In 1905, a farmer discovered remnants of a Byzantine place of worship on the hill. This summer, archaeologists from Tel Aviv University and College de France will climb the mound to search for new information regarding passages from the Hebrew Bible.
The dig organizers say their objective is to unearth any other buried mysteries at the largely unexplored Iron Age site.
“The excavation will also make it possible to determine if there existed in the Judean mountains… a temple dedicated to the god Baal,” a College de France statement said. “In addition, the search will provide a better understanding of the historical background of important Biblical passages, including those related to the Ark of the Covenant.”
According to Biblical writings, the Ark of the Covenant was constructed by Moses at the behest of God and accompanied the Israelites during their 40 years of exile in the desert.
Excavation at the 6-hectare site is due to take place between August and September and will be led by Tel Aviv University researcher Israel Finkelstein.
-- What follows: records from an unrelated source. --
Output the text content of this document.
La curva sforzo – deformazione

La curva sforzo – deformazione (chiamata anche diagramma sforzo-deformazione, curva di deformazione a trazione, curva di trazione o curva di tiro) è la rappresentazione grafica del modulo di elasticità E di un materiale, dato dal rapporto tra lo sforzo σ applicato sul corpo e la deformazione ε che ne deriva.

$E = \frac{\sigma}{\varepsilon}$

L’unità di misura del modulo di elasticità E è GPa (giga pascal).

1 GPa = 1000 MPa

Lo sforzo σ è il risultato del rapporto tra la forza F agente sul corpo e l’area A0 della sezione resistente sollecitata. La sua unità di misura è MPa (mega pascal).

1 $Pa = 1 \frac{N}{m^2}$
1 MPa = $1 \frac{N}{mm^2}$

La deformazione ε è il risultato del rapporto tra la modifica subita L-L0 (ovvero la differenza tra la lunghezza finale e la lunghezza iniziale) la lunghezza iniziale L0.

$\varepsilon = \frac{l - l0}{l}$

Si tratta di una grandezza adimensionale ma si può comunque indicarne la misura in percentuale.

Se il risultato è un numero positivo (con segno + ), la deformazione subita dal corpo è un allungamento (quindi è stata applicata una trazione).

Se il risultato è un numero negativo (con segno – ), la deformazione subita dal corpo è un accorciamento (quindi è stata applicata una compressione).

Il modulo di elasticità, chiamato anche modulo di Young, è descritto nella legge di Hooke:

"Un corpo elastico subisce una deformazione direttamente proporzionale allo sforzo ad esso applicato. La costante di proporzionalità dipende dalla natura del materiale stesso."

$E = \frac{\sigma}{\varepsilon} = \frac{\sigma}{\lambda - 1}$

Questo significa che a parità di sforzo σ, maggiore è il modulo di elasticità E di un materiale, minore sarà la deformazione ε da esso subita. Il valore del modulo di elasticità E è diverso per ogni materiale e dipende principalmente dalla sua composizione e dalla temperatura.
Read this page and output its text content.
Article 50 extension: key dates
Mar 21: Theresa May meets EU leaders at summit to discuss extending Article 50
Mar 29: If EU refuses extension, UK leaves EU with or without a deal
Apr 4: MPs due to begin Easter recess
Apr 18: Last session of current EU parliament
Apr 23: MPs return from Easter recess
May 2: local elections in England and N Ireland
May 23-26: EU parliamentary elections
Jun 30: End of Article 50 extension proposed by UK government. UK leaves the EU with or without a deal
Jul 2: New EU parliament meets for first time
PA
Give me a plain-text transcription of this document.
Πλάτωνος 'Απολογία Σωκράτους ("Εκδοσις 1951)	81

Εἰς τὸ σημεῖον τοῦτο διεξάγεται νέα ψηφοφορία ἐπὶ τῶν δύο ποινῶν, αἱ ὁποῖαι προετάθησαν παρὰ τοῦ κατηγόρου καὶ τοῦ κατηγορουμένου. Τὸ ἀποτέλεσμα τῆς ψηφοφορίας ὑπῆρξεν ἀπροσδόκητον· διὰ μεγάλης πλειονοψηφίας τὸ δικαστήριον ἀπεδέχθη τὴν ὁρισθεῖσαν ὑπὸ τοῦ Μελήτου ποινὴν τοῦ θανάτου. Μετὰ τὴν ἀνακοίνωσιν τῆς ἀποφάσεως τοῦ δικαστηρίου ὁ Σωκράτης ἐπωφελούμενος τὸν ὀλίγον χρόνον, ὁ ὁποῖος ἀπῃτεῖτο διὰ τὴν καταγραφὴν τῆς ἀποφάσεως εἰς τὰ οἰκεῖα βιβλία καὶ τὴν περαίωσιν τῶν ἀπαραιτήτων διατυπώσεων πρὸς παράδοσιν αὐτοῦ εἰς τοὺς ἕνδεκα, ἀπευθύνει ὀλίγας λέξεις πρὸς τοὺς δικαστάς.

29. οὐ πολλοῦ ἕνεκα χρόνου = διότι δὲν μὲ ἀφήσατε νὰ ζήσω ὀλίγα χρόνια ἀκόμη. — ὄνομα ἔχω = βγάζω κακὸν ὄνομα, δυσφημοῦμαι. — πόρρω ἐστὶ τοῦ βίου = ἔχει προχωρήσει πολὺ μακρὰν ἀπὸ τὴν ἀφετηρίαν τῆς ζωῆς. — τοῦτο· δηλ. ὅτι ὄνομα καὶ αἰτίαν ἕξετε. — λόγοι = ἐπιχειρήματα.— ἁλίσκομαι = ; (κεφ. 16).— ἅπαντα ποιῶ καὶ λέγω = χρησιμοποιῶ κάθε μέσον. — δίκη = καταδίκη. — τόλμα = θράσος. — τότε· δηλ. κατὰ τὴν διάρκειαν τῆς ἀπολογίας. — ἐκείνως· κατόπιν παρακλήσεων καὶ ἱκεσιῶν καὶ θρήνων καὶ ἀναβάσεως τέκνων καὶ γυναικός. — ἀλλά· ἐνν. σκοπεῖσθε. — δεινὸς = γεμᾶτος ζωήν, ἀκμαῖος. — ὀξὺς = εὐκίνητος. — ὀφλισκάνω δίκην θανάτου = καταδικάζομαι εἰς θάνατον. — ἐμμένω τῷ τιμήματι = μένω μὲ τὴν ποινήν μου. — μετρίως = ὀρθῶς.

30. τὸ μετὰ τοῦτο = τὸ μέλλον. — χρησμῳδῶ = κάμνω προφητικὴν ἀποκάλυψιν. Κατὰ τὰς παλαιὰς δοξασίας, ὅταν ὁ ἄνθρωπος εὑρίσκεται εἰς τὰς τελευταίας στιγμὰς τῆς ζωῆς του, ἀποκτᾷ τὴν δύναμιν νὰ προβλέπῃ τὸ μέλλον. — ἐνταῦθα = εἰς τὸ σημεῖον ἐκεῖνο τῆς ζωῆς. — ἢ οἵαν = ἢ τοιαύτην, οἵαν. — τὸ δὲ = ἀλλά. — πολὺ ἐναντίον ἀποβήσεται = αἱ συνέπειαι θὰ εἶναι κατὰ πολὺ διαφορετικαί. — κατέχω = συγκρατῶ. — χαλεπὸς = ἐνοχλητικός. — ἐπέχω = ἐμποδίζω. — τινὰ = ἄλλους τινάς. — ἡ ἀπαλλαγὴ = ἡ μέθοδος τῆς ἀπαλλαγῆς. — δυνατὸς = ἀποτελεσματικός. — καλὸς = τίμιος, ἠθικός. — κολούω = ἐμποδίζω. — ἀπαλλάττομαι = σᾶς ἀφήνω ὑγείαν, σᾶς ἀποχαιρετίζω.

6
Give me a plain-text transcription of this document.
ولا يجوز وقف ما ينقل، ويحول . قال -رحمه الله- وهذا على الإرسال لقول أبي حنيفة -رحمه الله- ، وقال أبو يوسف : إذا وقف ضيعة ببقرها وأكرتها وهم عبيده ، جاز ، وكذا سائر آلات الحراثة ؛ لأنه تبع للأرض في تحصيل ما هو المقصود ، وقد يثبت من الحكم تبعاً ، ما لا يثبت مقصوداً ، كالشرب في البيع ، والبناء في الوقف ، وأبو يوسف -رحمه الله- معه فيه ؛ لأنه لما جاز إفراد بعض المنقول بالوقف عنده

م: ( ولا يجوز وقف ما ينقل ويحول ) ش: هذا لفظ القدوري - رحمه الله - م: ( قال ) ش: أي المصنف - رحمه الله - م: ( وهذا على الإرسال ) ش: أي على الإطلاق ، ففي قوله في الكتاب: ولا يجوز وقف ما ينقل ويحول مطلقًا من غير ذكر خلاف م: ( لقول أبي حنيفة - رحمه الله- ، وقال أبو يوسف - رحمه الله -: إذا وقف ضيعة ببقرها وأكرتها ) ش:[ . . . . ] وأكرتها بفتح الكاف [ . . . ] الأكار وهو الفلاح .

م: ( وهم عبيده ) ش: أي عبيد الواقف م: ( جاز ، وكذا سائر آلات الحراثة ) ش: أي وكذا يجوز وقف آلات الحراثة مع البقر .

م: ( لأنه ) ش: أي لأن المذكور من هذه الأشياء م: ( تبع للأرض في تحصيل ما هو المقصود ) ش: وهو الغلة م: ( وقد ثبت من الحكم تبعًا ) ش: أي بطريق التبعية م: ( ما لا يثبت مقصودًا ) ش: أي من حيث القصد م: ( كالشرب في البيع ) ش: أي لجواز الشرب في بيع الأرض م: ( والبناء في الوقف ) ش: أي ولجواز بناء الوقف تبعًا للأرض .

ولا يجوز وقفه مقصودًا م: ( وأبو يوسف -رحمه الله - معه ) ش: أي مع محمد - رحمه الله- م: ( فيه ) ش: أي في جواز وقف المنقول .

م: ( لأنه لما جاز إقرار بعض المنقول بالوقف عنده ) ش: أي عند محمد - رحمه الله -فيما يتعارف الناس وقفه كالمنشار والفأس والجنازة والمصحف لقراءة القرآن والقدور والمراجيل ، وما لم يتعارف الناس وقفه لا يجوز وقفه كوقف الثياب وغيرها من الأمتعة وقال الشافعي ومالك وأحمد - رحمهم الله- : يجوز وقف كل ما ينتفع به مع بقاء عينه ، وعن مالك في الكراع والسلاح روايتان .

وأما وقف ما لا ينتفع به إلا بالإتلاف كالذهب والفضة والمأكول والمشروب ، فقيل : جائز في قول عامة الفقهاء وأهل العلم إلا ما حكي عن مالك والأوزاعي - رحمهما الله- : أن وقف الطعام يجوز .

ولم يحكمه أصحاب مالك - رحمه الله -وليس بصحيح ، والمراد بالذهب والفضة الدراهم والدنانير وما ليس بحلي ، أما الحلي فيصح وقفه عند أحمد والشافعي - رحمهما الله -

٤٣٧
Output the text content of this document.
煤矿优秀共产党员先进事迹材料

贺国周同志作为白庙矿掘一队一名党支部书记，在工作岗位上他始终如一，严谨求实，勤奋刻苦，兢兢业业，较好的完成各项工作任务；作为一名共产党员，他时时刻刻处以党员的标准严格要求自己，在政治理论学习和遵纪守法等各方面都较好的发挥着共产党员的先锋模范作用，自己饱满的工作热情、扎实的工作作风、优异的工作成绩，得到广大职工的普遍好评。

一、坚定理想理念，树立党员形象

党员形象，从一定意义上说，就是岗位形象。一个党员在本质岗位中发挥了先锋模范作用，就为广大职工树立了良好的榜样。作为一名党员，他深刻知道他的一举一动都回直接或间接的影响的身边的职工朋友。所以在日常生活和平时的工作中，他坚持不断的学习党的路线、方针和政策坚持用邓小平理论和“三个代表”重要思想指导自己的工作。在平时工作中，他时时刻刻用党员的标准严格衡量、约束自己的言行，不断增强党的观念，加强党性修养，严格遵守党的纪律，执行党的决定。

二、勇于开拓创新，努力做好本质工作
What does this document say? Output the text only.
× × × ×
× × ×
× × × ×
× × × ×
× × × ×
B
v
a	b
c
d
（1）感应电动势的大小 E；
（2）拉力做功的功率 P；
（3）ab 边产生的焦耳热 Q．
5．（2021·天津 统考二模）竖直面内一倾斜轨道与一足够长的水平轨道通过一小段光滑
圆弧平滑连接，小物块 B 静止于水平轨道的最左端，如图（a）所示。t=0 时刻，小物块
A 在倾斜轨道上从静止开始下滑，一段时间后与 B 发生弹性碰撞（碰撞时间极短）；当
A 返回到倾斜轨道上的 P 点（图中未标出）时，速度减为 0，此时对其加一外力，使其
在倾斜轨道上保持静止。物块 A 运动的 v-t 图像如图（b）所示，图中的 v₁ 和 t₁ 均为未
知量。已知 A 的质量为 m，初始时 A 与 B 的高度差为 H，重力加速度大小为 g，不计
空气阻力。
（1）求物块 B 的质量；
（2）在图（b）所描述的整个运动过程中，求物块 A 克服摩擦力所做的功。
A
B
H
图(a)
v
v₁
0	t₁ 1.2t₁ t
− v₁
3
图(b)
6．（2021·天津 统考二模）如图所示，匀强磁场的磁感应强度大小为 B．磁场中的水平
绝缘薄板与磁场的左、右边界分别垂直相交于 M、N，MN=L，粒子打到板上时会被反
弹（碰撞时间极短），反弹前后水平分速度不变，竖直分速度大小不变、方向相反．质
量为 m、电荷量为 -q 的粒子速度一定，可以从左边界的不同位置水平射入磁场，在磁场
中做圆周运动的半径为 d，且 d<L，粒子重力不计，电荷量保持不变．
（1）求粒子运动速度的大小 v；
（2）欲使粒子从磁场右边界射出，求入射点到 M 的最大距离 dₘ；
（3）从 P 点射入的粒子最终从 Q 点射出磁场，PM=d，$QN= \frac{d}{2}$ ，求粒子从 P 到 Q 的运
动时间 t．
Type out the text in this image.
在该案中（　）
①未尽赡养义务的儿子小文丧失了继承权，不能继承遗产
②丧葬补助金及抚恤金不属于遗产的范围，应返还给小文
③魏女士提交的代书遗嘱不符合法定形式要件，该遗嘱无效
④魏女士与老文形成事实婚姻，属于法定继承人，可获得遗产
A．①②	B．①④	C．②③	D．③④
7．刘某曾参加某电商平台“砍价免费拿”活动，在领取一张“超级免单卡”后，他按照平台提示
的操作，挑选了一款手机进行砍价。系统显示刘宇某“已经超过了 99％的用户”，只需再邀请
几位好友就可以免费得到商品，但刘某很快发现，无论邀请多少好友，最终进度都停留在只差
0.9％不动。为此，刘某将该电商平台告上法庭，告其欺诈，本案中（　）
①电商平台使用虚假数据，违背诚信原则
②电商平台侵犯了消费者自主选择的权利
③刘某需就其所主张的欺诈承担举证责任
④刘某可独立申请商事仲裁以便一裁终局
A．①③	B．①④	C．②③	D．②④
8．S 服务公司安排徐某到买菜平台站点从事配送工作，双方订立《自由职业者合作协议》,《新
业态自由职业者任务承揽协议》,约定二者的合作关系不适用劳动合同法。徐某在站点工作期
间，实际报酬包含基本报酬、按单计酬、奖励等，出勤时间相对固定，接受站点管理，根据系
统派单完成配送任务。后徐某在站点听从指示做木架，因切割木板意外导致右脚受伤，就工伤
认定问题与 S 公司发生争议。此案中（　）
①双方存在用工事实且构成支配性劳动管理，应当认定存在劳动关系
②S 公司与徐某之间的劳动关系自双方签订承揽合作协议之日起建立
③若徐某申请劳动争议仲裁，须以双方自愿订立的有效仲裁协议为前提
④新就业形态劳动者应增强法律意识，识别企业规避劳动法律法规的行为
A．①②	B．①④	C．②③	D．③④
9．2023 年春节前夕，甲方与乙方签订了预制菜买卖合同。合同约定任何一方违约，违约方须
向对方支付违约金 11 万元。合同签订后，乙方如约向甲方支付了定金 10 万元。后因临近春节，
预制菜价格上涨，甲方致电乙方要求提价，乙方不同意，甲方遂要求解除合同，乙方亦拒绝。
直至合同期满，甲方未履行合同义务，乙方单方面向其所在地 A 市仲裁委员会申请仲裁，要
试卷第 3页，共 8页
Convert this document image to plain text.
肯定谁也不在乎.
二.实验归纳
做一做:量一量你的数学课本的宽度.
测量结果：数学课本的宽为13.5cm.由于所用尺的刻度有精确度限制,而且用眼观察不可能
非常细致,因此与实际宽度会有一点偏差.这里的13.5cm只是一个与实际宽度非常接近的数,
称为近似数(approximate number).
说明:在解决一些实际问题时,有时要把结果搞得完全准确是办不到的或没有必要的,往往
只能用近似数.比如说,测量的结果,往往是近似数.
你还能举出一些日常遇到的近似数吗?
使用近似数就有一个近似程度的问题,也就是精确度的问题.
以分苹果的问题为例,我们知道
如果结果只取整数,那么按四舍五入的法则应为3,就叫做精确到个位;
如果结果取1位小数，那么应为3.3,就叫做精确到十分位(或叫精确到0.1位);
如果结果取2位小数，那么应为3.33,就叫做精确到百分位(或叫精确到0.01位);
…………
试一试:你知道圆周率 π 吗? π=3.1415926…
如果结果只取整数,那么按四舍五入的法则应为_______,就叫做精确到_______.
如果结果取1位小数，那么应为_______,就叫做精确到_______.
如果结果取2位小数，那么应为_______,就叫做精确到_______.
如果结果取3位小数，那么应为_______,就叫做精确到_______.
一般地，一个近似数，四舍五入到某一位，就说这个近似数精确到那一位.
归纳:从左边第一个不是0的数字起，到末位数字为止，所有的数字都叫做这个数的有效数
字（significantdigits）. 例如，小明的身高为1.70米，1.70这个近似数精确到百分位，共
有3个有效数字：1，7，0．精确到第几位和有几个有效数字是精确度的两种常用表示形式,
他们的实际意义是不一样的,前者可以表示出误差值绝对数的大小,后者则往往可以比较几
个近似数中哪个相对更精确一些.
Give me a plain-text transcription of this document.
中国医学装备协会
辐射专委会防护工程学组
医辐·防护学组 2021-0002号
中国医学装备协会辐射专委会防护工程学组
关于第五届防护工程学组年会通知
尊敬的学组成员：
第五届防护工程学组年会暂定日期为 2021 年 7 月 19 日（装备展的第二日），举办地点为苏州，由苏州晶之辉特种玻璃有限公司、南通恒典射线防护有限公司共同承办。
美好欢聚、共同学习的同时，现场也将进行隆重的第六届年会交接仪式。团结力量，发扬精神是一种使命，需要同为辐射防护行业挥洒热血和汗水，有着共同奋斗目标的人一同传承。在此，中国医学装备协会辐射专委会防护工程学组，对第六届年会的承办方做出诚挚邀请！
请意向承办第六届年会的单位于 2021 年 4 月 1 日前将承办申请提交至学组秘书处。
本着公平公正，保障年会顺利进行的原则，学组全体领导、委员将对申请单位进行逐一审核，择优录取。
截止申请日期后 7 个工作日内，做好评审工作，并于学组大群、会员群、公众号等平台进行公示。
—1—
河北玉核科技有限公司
“The place is important for several reasons,” Finkelstein told the Times of Israel.
“It’s a large, central site in the Jerusalem hills that hasn’t been studied until now. It may be the only key site in Judah that hasn’t undergone a systematic archaeological excavation.”
In the First Book of Samuel, the ark brought curses, plagues and suffering to the Philistines. Its terrifying metaphysical powers have been adopted by Hollywood filmmakers such as Steven Spielberg and Cecil B. DeMille.
Spielberg’s 1981 “Raiders of the Lost Ark” saw the sacred covenant become the object of a race against time between fictional archaeologist Indiana Jones and Nazi antagonists.